Can you stop being part of the problem?


When I was younger, I hoped that perhaps the world was changing. That perhaps humanity was “growing up”.

Um, yeah. Not so much.

I am, by temperment, a believer in people and technology. That is, that people can do better and help each other. That problems are fundamentally fixable, and technology, science, and education can do it. But much like Jeffrey Sachs in his current editorial, I have to wonder at the difference between what is obviously possible, what has been promised, and what has been done. The actions needed are pretty obvious:

These basic steps – agreeing on global goals, mobilizing the financing needed to meet them, and identifying the scientific expertise and organizations needed to implement solutions – is basic management logic. Some may scoff that this approach is impossible at the global level, because all politics are local. Yet today, all politicians depend on global solutions for their own political survival. That by itself could make solutions that now seem out of reach commonplace in the future.

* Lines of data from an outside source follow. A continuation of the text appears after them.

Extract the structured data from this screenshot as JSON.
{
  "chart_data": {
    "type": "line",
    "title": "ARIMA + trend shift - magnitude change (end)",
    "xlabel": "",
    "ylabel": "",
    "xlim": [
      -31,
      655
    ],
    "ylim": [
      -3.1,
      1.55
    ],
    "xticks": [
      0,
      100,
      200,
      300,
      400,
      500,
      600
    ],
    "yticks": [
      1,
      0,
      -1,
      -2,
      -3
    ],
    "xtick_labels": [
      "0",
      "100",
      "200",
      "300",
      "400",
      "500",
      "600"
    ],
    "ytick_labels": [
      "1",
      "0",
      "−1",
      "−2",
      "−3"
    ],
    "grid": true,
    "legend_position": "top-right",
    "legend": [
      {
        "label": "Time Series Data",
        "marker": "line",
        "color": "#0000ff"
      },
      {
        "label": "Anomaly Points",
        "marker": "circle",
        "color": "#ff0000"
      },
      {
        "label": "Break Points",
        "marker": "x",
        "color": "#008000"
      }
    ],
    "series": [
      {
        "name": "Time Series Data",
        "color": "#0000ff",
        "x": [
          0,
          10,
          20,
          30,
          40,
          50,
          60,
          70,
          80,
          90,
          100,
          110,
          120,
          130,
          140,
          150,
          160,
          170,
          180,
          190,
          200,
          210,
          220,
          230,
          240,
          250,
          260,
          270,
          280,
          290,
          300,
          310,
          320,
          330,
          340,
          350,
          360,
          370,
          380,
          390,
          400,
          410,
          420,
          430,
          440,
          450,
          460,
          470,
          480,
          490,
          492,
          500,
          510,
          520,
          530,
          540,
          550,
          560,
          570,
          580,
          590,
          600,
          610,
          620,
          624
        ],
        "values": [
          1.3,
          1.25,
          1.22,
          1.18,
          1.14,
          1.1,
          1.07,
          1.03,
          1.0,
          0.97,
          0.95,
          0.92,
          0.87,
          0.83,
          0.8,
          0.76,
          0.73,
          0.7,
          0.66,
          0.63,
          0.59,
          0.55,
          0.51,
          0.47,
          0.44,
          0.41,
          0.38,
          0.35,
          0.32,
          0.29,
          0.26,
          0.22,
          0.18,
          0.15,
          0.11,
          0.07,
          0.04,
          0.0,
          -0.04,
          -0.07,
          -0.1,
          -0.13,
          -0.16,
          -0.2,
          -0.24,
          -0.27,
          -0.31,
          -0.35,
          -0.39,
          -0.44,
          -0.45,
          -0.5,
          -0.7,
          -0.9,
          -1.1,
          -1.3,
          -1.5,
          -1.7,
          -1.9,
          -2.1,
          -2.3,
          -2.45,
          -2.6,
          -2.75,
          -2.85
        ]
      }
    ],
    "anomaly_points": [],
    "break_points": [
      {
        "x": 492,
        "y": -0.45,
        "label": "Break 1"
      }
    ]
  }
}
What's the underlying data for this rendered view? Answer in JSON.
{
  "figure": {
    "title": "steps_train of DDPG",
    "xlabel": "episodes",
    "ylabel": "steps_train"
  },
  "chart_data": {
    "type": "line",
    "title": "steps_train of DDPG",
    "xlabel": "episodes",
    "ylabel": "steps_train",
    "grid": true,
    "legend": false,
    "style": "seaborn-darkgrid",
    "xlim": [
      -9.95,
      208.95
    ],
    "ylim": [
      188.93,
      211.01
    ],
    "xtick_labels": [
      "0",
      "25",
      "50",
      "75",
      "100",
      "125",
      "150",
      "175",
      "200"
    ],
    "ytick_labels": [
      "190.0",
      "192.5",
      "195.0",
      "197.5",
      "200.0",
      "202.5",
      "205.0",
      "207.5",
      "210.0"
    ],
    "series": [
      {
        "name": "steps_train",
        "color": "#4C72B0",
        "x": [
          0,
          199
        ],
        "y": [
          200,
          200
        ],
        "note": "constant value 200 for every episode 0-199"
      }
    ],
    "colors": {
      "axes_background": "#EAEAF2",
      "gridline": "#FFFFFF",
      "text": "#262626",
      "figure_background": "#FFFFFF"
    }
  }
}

And that’s about something as comparatively uncontroversial as poverty.

There have been – and continue to be – a lot of discouraging signs about humanity’s immaturity. But the recent resurgence of racism and sexism (along with squawks that they aren’t) may have actually done some good.

Societally, we haven’t talked about racism or sexism much. Oh, we’ve talked about prejudice a great deal, but we’ve not discussed how this stuff keeps going. The protestations of the “But I’m not prejudiced” crowd leave us wondering why things are the way they are.

Our society has moved – in just over my lifetime – from accepting overt prejudice to generally not accepting overt prejudice. Now, it’s slowly becoming apparent that isn’t enough. Now we need to move past “not” doing something “towards” doing something.

And guess what, fellow white people? It’s our job to do it.

We have the privilege (even though it might seem small to you). We have the structures of language that set up this power struggle with us in charge.

Look, Angry White Man, we know you aren’t prejudiced. But that’s not enough. We’re talking about stopping the results of old prejudice. Yeah, you didn’t do it. Neither did I. We wouldn’t have been slaveowners, and we wouldn’t have chased the secretary around the desk and so on. And of course you’d treat people fairly so that there wasn’t widespread systemic poverty like there is today.

But someone else did – and the effects of their actions still persist today.

The question is not “are you going to be not prejudiced”. The question is not “Are you going to treat someone fairly.” The question is this:

People were treated unfairly. They’re still suffering the effects of that. Are you going to do something to fix it, or not?